There has been a ton of speculation that Hilsenrath is now the Fed's official mouthpiece, and it seems fair. As has been the case on many down days for stocks, Hilsenrath's article went live about five minutes before last Wednesday's closing bell, causing a late-day rip that carried into Thursday and Friday's market action. A bit blatant, if you ask me.

While stocks have obviously responded vigorously to this "now-confirmed" QE, I prefer to short the gold complex ahead of highly anticipated FOMC meetings like the one starting this coming Tuesday. The short-gold, "No QE" trade works better for two reasons:

  1. Gold (GLD) prices are a more direct function of central bank liquidity measures than stock values are. Gold prices don't have earnings, dividends, valuations, or other variables that have to be repriced like stocks do.
  2. Stocks have remained far more resilient than gold prices.

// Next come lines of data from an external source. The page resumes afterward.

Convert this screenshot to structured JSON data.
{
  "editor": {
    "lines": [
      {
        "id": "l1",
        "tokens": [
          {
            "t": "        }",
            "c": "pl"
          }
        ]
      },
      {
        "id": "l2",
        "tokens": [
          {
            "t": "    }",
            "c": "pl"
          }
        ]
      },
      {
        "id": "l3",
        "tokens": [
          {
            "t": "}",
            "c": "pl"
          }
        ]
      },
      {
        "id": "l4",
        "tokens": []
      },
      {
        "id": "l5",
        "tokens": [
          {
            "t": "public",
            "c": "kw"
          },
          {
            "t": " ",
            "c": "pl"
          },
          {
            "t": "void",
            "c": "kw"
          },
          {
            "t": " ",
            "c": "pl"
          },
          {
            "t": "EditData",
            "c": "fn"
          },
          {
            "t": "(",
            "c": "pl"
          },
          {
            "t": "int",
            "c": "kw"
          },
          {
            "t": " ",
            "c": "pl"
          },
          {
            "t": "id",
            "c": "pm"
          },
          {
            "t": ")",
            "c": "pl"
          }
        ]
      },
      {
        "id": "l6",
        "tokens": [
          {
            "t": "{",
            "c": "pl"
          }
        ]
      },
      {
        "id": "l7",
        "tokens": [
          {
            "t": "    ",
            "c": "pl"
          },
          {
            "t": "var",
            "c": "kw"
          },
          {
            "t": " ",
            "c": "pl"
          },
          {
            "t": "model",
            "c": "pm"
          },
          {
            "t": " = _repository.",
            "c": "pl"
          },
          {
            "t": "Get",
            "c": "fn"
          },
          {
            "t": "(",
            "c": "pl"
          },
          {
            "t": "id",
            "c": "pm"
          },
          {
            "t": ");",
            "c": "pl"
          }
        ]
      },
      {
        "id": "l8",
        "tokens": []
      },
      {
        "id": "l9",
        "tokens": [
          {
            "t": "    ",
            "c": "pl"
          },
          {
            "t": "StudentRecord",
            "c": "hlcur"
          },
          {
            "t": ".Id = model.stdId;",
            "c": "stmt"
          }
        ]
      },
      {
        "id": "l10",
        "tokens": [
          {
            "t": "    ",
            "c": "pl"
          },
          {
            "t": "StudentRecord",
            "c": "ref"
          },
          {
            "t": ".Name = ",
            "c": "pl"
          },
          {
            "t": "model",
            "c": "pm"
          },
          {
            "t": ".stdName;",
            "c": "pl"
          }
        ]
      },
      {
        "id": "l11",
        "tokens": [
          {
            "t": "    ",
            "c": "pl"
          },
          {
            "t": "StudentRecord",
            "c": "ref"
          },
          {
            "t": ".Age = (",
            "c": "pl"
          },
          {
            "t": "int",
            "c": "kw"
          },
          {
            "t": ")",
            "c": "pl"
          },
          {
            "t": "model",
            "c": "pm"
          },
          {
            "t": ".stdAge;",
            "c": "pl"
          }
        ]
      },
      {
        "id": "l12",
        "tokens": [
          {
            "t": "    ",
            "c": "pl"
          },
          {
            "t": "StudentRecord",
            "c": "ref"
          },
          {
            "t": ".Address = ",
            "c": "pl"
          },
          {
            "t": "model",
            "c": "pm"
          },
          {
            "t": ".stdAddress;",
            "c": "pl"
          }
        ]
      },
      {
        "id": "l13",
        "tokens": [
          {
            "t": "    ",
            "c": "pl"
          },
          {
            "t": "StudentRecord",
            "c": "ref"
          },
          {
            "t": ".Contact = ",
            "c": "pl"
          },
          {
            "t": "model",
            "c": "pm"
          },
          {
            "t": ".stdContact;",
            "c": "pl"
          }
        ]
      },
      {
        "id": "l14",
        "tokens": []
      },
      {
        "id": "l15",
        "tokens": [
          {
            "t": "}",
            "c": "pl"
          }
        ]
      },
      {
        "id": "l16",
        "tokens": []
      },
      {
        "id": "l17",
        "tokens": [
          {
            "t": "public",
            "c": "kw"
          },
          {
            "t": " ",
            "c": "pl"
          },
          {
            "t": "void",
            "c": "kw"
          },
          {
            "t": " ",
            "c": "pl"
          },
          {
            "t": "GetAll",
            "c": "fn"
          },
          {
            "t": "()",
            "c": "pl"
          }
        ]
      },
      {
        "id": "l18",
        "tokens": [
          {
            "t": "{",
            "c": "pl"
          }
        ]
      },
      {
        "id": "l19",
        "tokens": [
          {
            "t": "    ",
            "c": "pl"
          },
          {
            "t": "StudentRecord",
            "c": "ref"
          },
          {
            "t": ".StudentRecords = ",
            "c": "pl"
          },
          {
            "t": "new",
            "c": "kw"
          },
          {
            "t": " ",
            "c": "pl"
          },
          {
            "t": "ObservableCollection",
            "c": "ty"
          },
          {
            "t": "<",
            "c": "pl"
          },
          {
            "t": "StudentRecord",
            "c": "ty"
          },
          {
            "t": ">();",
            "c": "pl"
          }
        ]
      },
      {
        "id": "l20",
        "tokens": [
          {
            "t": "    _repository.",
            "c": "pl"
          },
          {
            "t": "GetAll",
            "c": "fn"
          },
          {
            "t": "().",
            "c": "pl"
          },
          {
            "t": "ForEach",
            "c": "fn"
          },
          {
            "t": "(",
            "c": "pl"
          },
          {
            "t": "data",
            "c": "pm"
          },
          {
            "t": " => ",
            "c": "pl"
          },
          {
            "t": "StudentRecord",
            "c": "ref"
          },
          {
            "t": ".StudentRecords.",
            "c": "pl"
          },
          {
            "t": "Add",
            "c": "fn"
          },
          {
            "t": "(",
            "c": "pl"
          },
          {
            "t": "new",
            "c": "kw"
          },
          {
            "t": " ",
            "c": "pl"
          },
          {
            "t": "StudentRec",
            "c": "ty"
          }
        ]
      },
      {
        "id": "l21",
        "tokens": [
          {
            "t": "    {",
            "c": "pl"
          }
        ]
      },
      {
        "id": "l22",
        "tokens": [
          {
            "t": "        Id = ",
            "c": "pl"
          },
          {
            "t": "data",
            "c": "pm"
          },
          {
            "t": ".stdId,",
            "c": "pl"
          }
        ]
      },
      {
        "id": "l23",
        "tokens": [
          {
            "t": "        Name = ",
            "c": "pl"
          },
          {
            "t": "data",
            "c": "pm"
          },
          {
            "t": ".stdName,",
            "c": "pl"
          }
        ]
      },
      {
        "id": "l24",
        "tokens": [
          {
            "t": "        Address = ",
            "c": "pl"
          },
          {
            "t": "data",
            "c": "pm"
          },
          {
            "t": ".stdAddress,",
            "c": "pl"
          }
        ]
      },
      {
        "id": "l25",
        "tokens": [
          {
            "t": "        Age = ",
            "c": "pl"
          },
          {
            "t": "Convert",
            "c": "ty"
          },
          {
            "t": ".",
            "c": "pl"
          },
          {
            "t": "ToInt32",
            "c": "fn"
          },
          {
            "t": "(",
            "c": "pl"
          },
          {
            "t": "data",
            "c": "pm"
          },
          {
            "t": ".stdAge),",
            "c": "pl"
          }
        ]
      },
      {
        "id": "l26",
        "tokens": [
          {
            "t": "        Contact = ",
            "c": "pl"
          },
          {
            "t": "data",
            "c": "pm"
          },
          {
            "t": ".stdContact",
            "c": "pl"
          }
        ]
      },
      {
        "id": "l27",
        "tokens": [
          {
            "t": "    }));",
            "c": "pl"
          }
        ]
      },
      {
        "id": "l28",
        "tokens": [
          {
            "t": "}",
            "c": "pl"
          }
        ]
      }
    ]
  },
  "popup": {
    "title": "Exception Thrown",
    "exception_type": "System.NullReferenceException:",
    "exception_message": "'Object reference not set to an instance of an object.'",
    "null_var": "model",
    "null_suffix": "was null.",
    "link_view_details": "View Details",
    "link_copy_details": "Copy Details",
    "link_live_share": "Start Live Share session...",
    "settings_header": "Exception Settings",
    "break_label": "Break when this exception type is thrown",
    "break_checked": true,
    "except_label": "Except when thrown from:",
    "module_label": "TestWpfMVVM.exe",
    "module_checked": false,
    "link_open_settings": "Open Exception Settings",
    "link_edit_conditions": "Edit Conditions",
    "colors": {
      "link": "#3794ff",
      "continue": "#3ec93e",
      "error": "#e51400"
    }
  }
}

While I don't expect this trend to continue, short-term traders should rarely buy losers and sell winners. Gold and the miners (GDX) have sold-off heavily in the aftermath of the last several FOMC reports, and has underperformed equities by about 2% in the last month.

Why QE3 Will Not Be Announced This Week

It's rather amazing that the market hasn't figured this out yet, but with stocks only a couple of percentage points away from multi-year highs, crude oil prices above $90 per barrel, treasury yields at record lows, and speculative fervor in the grains markets at heightened levels, it is extremely unlikely that the Fed engages in firing what could possibly be its last bazooka.

Rather, incremental liquidity injections in the order of several hundred billion will likely be saved for a potential credit crunch resulting from a major EU event. As usual, QE will be "left on the table," and the Fed will be "ready to act."

Gold prices have been range-bound since June, trading between $1,550 and $1,630. Prices have drifted towards the upper bound on hopes of QE, and dropped to the lower bound on the subsequent disappointment.

Click to enlarge

Conclusions

The reality is rather simple; the Fed has waited for equity declines of nearly 20% before acting, and with the SPDR S&P 500 Trust ETF (SPY) only 2% off its highs, along with the activity in the commodity complex and already record-low yields, using its potential final QE bullet makes no sense.

Although gold isn't nearly as ebullient as stocks, the trade is a more direct fade of QE hopes, and gold has been a serial underperformer as of late. The miners have rallied about 10% on QE hopes, and given their severe underperformance relative to gold itself (almost 30% over the past year), the GDX index will likely fall harder than the physical commodity.

Either short GLD or short GDX will suffice. I recommend closing out the position shortly after the (lack of) announcement, as prices have had a tendency to bounce a little by market close.